Lessons from Donkeys on Finding the Path

By Carol Taplin


Excellence is spontaneous; perfection is conformity.

Excellence is accepting; perfection is judgment.

Excellence is giving; perfection is taking.

Excellence is confidence; perfection is doubt.

Excellence is the willingness to be wrong; perfection is being right.

Excellence is risk; perfection is fear.

Excellence is powerful; perfection is anger and frustration.

Excellence is flowing; perfection is pressure.

Excellence is journey; perfection is destination.


I strive to be the best that I can be. I do this in different ways to others. In order to strive for excellence, I certainly don’t have to be perfect. So often, like many others, I can confuse or interchange the words ‘excellence’ with ‘perfection’.

The first step toward excellence is in recognising the valuable learning grounds I spend time in every day. Opportunities to learn, grow, re-think and therefore improve the ways I do things surround me.

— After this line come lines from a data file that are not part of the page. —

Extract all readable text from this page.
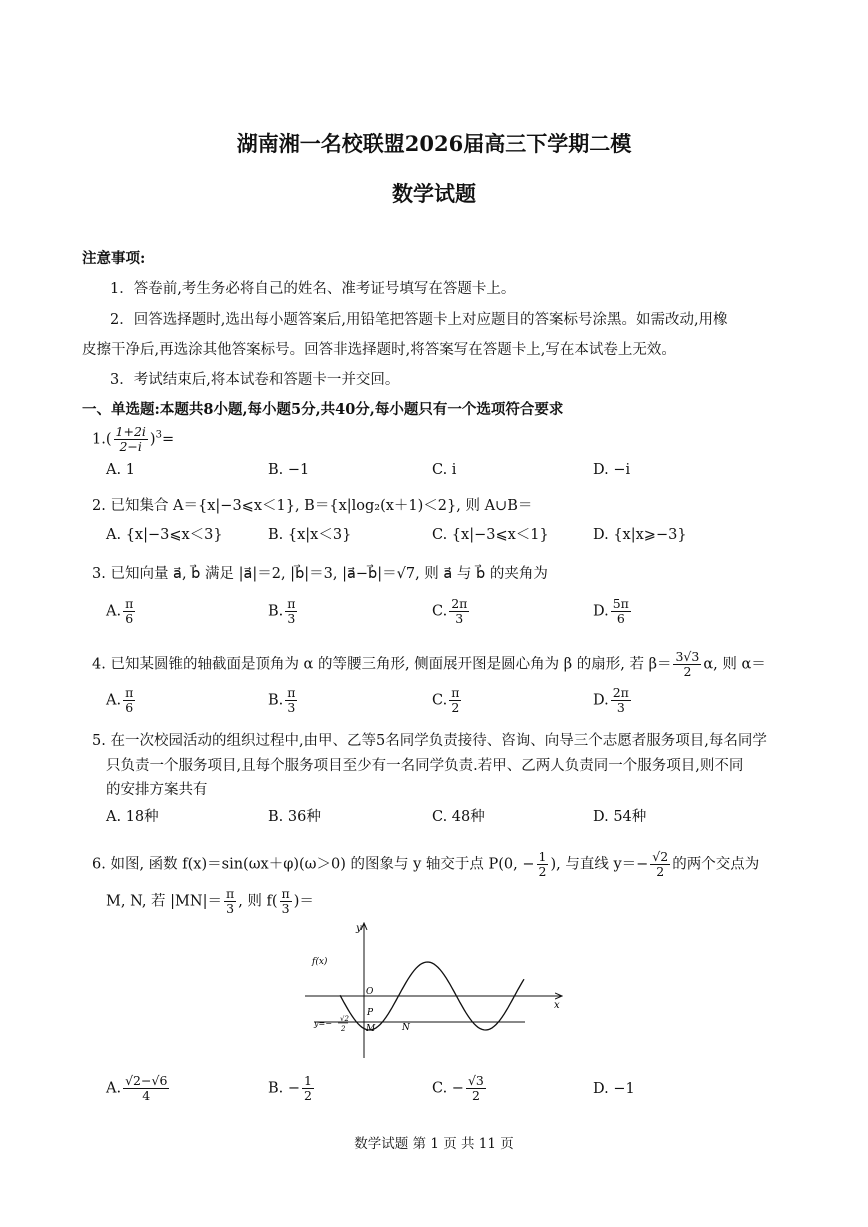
湖南湘一名校联盟2026届高三下学期二模
数学试题
注意事项:
1．答卷前,考生务必将自己的姓名、准考证号填写在答题卡上。
2．回答选择题时,选出每小题答案后,用铅笔把答题卡上对应题目的答案标号涂黑。如需改动,用橡
皮擦干净后,再选涂其他答案标号。回答非选择题时,将答案写在答题卡上,写在本试卷上无效。
3．考试结束后,将本试卷和答题卡一并交回。
一、单选题:本题共8小题,每小题5分,共40分,每小题只有一个选项符合要求
$1.( \frac{1+2i}{2-i} )^3=$
A. 1	B. −1	C. i	D. −i
2. 已知集合 A＝{x|−3⩽x＜1}, B＝{x|log₂(x＋1)＜2}, 则 A∪B＝
A. {x|−3⩽x＜3}	B. {x|x＜3}	C. {x|−3⩽x＜1}	D. {x|x⩾−3}
3. 已知向量 a⃗, b⃗ 满足 |a⃗|＝2, |b⃗|＝3, |a⃗−b⃗|＝√7, 则 a⃗ 与 b⃗ 的夹角为
A. $\frac{\pi}{6}$	B. $\frac{\pi}{3}$	C. $\frac{2\pi}{3}$	D. $\frac{5\pi}{6}$
4. 已知某圆锥的轴截面是顶角为 α 的等腰三角形, 侧面展开图是圆心角为 β 的扇形, 若 $\beta= \frac{3√3}{2} \alpha$, 则 α＝
A. $\frac{\pi}{6}$	B. $\frac{\pi}{3}$	C. $\frac{\pi}{2}$	D. $\frac{2\pi}{3}$
5. 在一次校园活动的组织过程中,由甲、乙等5名同学负责接待、咨询、向导三个志愿者服务项目,每名同学
只负责一个服务项目,且每个服务项目至少有一名同学负责.若甲、乙两人负责同一个服务项目,则不同
的安排方案共有
A. 18种	B. 36种	C. 48种	D. 54种
6. 如图, 函数 f(x)＝sin(ωx＋φ)(ω＞0) 的图象与 y 轴交于点 P(0, − $\frac{1}{2}$ ), 与直线 $y=- \frac{√2}{2}$ 的两个交点为
M, N, 若 $|MN|= \frac{\pi}{3}$ , 则 $f( \frac{\pi}{3}$ )＝
f(x)
y
x
O
P
M	N
y=− √2
2
A. $\frac{√2-√6}{4}$	B. − $\frac{1}{2}$	C. − $\frac{√3}{2}$	D. −1
数学试题 第 1 页 共 11 页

In effect, every conversation, each project, every repeated routine task provides the chance to assess, to critique, question and learn. I simply need to willingly surrender myself to the wealth of opportunities that are presented to me in every day.

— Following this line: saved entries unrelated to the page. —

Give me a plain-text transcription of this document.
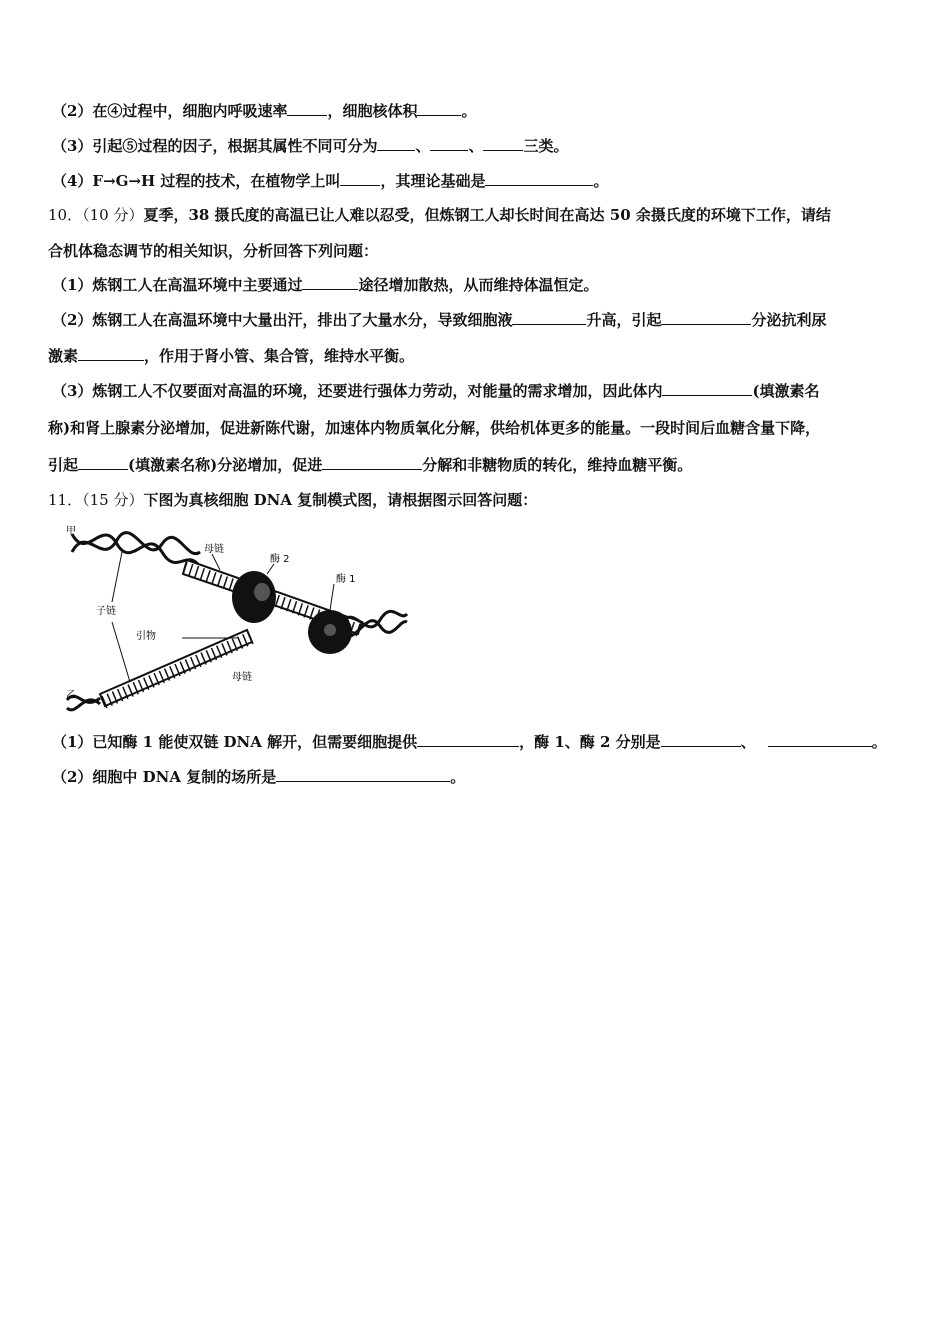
（2）在④过程中，细胞内呼吸速率	，细胞核体积	。
（3）引起⑤过程的因子，根据其属性不同可分为	、	、	三类。
（4）F→G→H 过程的技术，在植物学上叫	，其理论基础是	。
10．（10 分）夏季，38 摄氏度的高温已让人难以忍受，但炼钢工人却长时间在高达 50 余摄氏度的环境下工作，请结
合机体稳态调节的相关知识，分析回答下列问题：
（1）炼钢工人在高温环境中主要通过	途径增加散热，从而维持体温恒定。
（2）炼钢工人在高温环境中大量出汗，排出了大量水分，导致细胞液	升高，引起	分泌抗利尿
激素	，作用于肾小管、集合管，维持水平衡。
（3）炼钢工人不仅要面对高温的环境，还要进行强体力劳动，对能量的需求增加，因此体内	(填激素名
称)和肾上腺素分泌增加，促进新陈代谢，加速体内物质氧化分解，供给机体更多的能量。一段时间后血糖含量下降，
引起	(填激素名称)分泌增加，促进	分解和非糖物质的转化，维持血糖平衡。
11．（15 分）下图为真核细胞 DNA 复制模式图，请根据图示回答问题：
甲
母链
酶 2
酶 1
子链
引物
母链
乙
（1）已知酶 1 能使双链 DNA 解开，但需要细胞提供	，酶 1、酶 2 分别是	、	。
（2）细胞中 DNA 复制的场所是	。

Unfortunately like many others, I can find myself stuck to tried and true ways. In not trying new ways or learning from my mistakes, I risk doing to same thing as I have always done and so getting the same that I always got. A willingness to step outside the box, to take the courage to risk, opens up incredible opportunities to learn new ways of doing things, new things about myself and possible new passions and skills. I am, after all, striving for the experience of being alive; happiness is passion, excitement and bliss. If excellence is a journey, then I have to move! Once I’ve identified the learning grounds around me, I actually need to learn from them!

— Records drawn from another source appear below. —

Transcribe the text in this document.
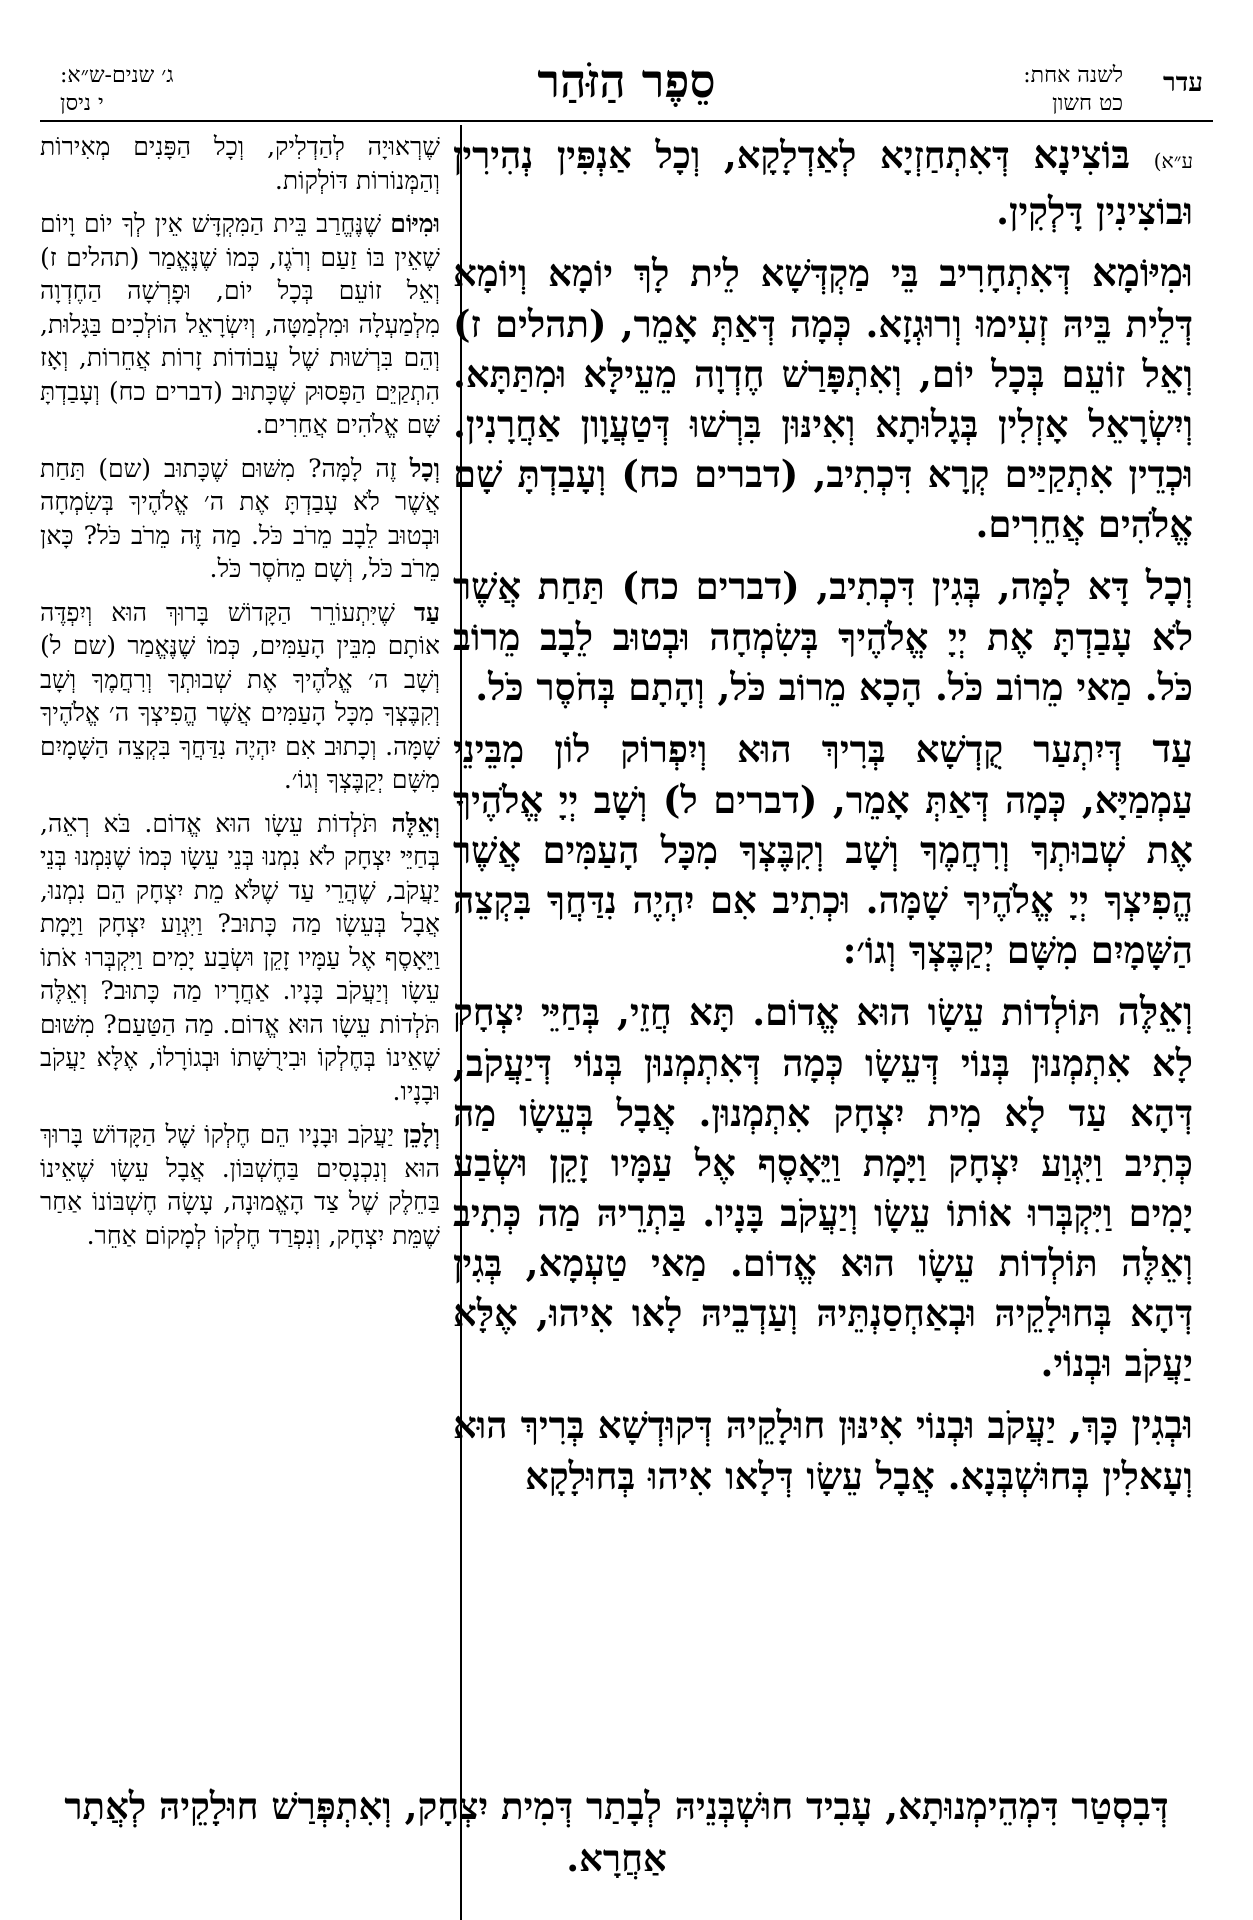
עדר
לשנה אחת:
כט חשון
סֵפֶר הַזֹּהַר
ג׳ שנים-ש״א:
י ניסן

ע״א) בּוֹצִינָא דְּאִתְחַזְיָא לְאַדְלָקָא, וְכָל אַנְפִּין נְהִירִין וּבוֹצִינִין דָּלְקִין.

וּמִיּוֹמָא דְּאִתְחָרִיב בֵּי מַקְדְּשָׁא לֵית לָךְ יוֹמָא וְיוֹמָא דְּלֵית בֵּיהּ זְעִימוּ וְרוּגְזָא. כְּמָה דְּאַתְּ אָמֵר, (תהלים ז) וְאֵל זוֹעֵם בְּכָל יוֹם, וְאִתְפָּרַשׁ חֶדְוָה מֵעֵילָּא וּמִתַּתָּא. וְיִשְׂרָאֵל אָזְלִין בְּגָלוּתָא וְאִינּוּן בִּרְשׁוּ דְּטַעֲוָון אַחֲרָנִין. וּכְדֵין אִתְקַיַּים קְרָא דִּכְתִיב, (דברים כח) וְעָבַדְתָּ שָׁם אֱלֹהִים אֲחֵרִים.

וְכָל דָּא לָמָּה, בְּגִין דִּכְתִיב, (דברים כח) תַּחַת אֲשֶׁר לֹא עָבַדְתָּ אֶת יְיָ אֱלֹהֶיךָ בְּשִׂמְחָה וּבְטוּב לֵבָב מֵרוֹב כֹּל. מַאי מֵרוֹב כֹּל. הָכָא מֵרוֹב כֹּל, וְהָתָם בְּחֹסֶר כֹּל.

עַד דְּיִתְעַר קֻדְשָׁא בְּרִיךְ הוּא וְיִפְרוֹק לוֹן מִבֵּינֵי עַמְמַיָּא, כְּמָה דְּאַתְּ אָמֵר, (דברים ל) וְשָׁב יְיָ אֱלֹהֶיךָ אֶת שְׁבוּתְךָ וְרִחֲמֶךָ וְשָׁב וְקִבֶּצְךָ מִכָּל הָעַמִּים אֲשֶׁר הֱפִיצְךָ יְיָ אֱלֹהֶיךָ שָׁמָּה. וּכְתִיב אִם יִהְיֶה נִדַּחֲךָ בִּקְצֵה הַשָּׁמָיִם מִשָּׁם יְקַבֶּצְךָ וְגוֹ׳:

וְאֵלֶּה תּוֹלְדוֹת עֵשָׂו הוּא אֱדוֹם. תָּא חֲזֵי, בְּחַיֵּי יִצְחָק לָא אִתְמְנוּן בְּנוֹי דְּעֵשָׂו כְּמָה דְּאִתְמְנוּן בְּנוֹי דְּיַעֲקֹב, דְּהָא עַד לָא מִית יִצְחָק אִתְמְנוּן. אֲבָל בְּעֵשָׂו מַה כְּתִיב וַיִּגְוַע יִצְחָק וַיָּמָת וַיֵּאָסֶף אֶל עַמָּיו זָקֵן וּשְׂבַע יָמִים וַיִּקְבְּרוּ אוֹתוֹ עֵשָׂו וְיַעֲקֹב בָּנָיו. בַּתְרֵיהּ מַה כְּתִיב וְאֵלֶּה תּוֹלְדוֹת עֵשָׂו הוּא אֱדוֹם. מַאי טַעְמָא, בְּגִין דְּהָא בְּחוּלָקֵיהּ וּבְאַחְסַנְתֵּיהּ וְעַדְבֵיהּ לָאו אִיהוּ, אֶלָּא יַעֲקֹב וּבְנוֹי.

וּבְגִין כָּךְ, יַעֲקֹב וּבְנוֹי אִינּוּן חוּלָקֵיהּ דְּקוּדְשָׁא בְּרִיךְ הוּא וְעָאלִין בְּחוּשְׁבְּנָא. אֲבָל עֵשָׂו דְּלָאו אִיהוּ בְּחוּלָקָא

שֶׁרְאוּיָה לְהַדְלִיק, וְכָל הַפָּנִים מְאִירוֹת וְהַמְּנוֹרוֹת דּוֹלְקוֹת.

וּמִיּוֹם שֶׁנֶּחֱרַב בֵּית הַמִּקְדָּשׁ אֵין לְךָ יוֹם וָיוֹם שֶׁאֵין בּוֹ זַעַם וְרֹגֶז, כְּמוֹ שֶׁנֶּאֱמַר (תהלים ז) וְאֵל זוֹעֵם בְּכָל יוֹם, וּפָרְשָׁה הַחֶדְוָה מִלְמַעְלָה וּמִלְמַטָּה, וְיִשְׂרָאֵל הוֹלְכִים בַּגָּלוּת, וְהֵם בִּרְשׁוּת שֶׁל עֲבוֹדוֹת זָרוֹת אֲחֵרוֹת, וְאָז הִתְקַיֵּם הַפָּסוּק שֶׁכָּתוּב (דברים כח) וְעָבַדְתָּ שָּׁם אֱלֹהִים אֲחֵרִים.

וְכָל זֶה לָמָּה? מִשּׁוּם שֶׁכָּתוּב (שם) תַּחַת אֲשֶׁר לֹא עָבַדְתָּ אֶת ה׳ אֱלֹהֶיךָ בְּשִׂמְחָה וּבְטוּב לֵבָב מֵרֹב כֹּל. מַה זֶּה מֵרֹב כֹּל? כָּאן מֵרֹב כֹּל, וְשָׁם מֵחֹסֶר כֹּל.

עַד שֶׁיִּתְעוֹרֵר הַקָּדוֹשׁ בָּרוּךְ הוּא וְיִפְדֶּה אוֹתָם מִבֵּין הָעַמִּים, כְּמוֹ שֶׁנֶּאֱמַר (שם ל) וְשָׁב ה׳ אֱלֹהֶיךָ אֶת שְׁבוּתְךָ וְרִחֲמֶךָ וְשָׁב וְקִבֶּצְךָ מִכָּל הָעַמִּים אֲשֶׁר הֱפִיצְךָ ה׳ אֱלֹהֶיךָ שָׁמָּה. וְכָתוּב אִם יִהְיֶה נִדַּחֲךָ בִּקְצֵה הַשָּׁמָיִם מִשָּׁם יְקַבֶּצְךָ וְגוֹ׳.

וְאֵלֶּה תֹּלְדוֹת עֵשָׂו הוּא אֱדוֹם. בֹּא רְאֵה, בְּחַיֵּי יִצְחָק לֹא נִמְנוּ בְּנֵי עֵשָׂו כְּמוֹ שֶׁנִּמְנוּ בְּנֵי יַעֲקֹב, שֶׁהֲרֵי עַד שֶׁלֹּא מֵת יִצְחָק הֵם נִמְנוּ, אֲבָל בְּעֵשָׂו מַה כָּתוּב? וַיִּגְוַע יִצְחָק וַיָּמָת וַיֵּאָסֶף אֶל עַמָּיו זָקֵן וּשְׂבַע יָמִים וַיִּקְבְּרוּ אֹתוֹ עֵשָׂו וְיַעֲקֹב בָּנָיו. אַחֲרָיו מַה כָּתוּב? וְאֵלֶּה תֹּלְדוֹת עֵשָׂו הוּא אֱדוֹם. מַה הַטַּעַם? מִשּׁוּם שֶׁאֵינוֹ בְּחֶלְקוֹ וּבִירֻשָּׁתוֹ וּבְגוֹרָלוֹ, אֶלָּא יַעֲקֹב וּבָנָיו.

וְלָכֵן יַעֲקֹב וּבָנָיו הֵם חֶלְקוֹ שֶׁל הַקָּדוֹשׁ בָּרוּךְ הוּא וְנִכְנָסִים בַּחֶשְׁבּוֹן. אֲבָל עֵשָׂו שֶׁאֵינוֹ בַּחֵלֶק שֶׁל צַד הָאֱמוּנָה, עָשָׂה חֶשְׁבּוֹנוֹ אַחַר שֶׁמֵּת יִצְחָק, וְנִפְרַד חֶלְקוֹ לְמָקוֹם אַחֵר.

דְּבִסְטַר דִּמְהֵימְנוּתָא, עָבִיד חוּשְׁבְּנֵיהּ לְבָתַר דְּמִית יִצְחָק, וְאִתְפְּרַשׁ חוּלָקֵיהּ לְאֲתָר אַחֲרָא.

Quite a few years ago, I had a ‘problem’ with a piece of office furniture in my office space. For nearly a year I wore a bruise on my left thigh from where my obstructive piece of furniture and I came into contact at a significant rate of knots at least once a day. The fact that I did absolutely nothing about this was amusing, to say the least, to those around me, most of all to a good friend who subsequently told me the following story.

In India, very small donkeys are used on mountain trails for transportation. They are Very Small—many tourists are not, but these donkeys diligently bear the load, trekking miles up windy, unkempt, perilous trails. The trails are littered with rocks and ruts and potholes. However, once a donkey has been ‘inducted’, that is, simply led up and down a trail once, they never again miss their footing, seeming to know precisely where every rock and hole and rut is. The point my eloquent friend was making was that in not learning how to avoid a bruising, I had failed to display at least the same intelligence as a donkey!

To learn that there are better places to plant my feet, better ways of doing things and other trails by way to get somewhere, is indeed a life skill. In order to grow from my mistakes, I do however need to make mistakes. In order to make mistakes, I need to move out of my comfort zones into unfamiliar territory. To be excellent, to be alive, is to have a go, take a risk. It is to recognise that the pursuit of excellence is a journey that grows with each new bend in the road, and of course, it is to appreciate, and have faith, that even donkeys are great at finding the best path!